L’énumération se poursuit avec New Rochelle (Etat de New York) fondée en 1688 par des Huguenots de La Rochelle, Mandeville (Louisiane) d’après Bernard Xavier Philippe de Marigny de Mandeville, important propriétaire créole et politicien de La Nouvelle-Orléans au XIXe siècle, Grosse Pointe, Port Huron et Grand Blanc (Michigan), Des Plaines (Illinois), Creve Coeur et Bonne Terre (Missouri), Eau Claire, La Crosse et Prairie du Chien (Wisconsin), Vincennes (Indiana) d’après François-Marie Bissot de Vincennes), Montclair (Californie, New Jersey), (Michigan), Beauregard (Missisippi), Beaumont et Grand Prairie (Texas), Belleville (Arkansas, Illinois, Michigan, New Jersey…) etc.

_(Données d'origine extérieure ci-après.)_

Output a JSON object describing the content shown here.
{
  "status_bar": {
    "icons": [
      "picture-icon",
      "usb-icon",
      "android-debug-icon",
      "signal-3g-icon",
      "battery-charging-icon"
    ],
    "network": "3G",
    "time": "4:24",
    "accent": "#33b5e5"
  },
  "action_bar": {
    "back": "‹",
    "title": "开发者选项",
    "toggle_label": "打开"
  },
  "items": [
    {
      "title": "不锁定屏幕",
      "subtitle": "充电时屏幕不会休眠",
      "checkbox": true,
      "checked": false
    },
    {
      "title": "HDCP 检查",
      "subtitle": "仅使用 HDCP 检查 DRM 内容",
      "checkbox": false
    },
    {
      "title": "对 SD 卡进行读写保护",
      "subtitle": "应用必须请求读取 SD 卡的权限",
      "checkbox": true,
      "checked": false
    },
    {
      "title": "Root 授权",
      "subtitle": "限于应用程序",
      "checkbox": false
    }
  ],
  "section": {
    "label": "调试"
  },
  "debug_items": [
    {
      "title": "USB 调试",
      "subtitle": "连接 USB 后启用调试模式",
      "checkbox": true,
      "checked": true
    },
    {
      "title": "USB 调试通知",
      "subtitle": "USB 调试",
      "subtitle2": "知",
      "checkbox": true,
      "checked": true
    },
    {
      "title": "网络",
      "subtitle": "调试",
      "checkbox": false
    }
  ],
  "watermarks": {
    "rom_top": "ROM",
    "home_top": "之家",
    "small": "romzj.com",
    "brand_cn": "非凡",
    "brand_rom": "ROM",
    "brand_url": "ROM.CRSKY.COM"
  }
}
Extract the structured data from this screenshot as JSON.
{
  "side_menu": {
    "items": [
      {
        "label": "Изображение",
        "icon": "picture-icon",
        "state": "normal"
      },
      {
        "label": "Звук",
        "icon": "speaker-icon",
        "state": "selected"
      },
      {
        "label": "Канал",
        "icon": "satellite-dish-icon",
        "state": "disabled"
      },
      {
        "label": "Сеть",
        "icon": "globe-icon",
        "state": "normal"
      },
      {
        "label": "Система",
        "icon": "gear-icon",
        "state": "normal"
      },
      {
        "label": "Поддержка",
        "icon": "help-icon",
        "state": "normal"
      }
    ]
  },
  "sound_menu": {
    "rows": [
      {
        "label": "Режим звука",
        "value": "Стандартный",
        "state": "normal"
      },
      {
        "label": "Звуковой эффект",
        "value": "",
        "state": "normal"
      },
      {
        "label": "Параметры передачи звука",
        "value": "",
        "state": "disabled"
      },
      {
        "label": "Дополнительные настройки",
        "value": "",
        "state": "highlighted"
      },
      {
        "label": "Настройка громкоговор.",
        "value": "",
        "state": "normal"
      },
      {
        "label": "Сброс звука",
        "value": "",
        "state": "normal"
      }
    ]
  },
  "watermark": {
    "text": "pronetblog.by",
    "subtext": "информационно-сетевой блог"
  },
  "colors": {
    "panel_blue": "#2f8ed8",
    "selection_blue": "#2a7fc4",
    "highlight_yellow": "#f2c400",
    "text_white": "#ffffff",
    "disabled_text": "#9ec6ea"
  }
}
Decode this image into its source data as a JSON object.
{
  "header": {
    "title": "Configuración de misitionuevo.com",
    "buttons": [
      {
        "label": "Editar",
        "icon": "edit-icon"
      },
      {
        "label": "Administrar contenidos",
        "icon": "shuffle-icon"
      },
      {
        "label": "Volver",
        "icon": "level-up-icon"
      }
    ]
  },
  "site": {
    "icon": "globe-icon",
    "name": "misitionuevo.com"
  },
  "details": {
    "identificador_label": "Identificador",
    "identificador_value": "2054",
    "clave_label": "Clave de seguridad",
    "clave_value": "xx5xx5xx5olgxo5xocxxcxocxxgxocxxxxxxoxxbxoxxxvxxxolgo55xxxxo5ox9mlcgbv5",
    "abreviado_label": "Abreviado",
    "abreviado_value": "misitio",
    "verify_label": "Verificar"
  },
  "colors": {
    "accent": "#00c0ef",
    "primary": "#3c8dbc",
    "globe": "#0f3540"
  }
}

Des noms de villes françaises comme Abbeville (Caroline du Sud, Louisiane), Bayonne (New Jersey), Chantilly (Virginie), Marseilles (Illinois, Ohio), Paris (Arkansas, Kentucky, Maine, Texas…), Saint-Cloud (Minnesota) ou encore Versailles (Connecticut, Illinois, Indiana, Kentucky, Missouri et Pennsylvanie).
A l’écart des villes, des villages et des lieux-dits portent aussi des noms qui rendent hommage à la France et aux pionniers : Prairie du Rocher (Illinois), fondé par des Français du Canada en 1722, Des Lacs (Dakota du Nord), Portage des Sioux (Missouri), le ruisseau Terre Rouge (Arkansas). Sans oublier, en Louisiane : Chataignier, Grosse Tête, Pointe à la Hache, Napoleonville.
Inspirées par la tournée américaine de Lafayette en 1824-1825, de nombreuses villes ont adopté son nom : Lafayette (Californie, Indiana, Louisiane, Tennessee…), LaFayette (Kentucky), Fayette (Alabama, Pennsylvanie…) ou encore Fayetteville (Arkansas, Caroline du Nord…) et La Grange (Kentucky, Texas…) fait référence au château de La Grange-Bléneau, la propriété d’Ile-de-France où le marquis passa les trente dernières années de sa vie.
Les explorateurs et trappeurs francophones ont laissé de nombreuses traces de leur passage. Le nom du fleuve Mississippi, écrit tel quel sur la carte de Cavelier de La Salle en 1695, est une adaptation française du nom indien « Missisipioui », qui signifie « la grande rivière ».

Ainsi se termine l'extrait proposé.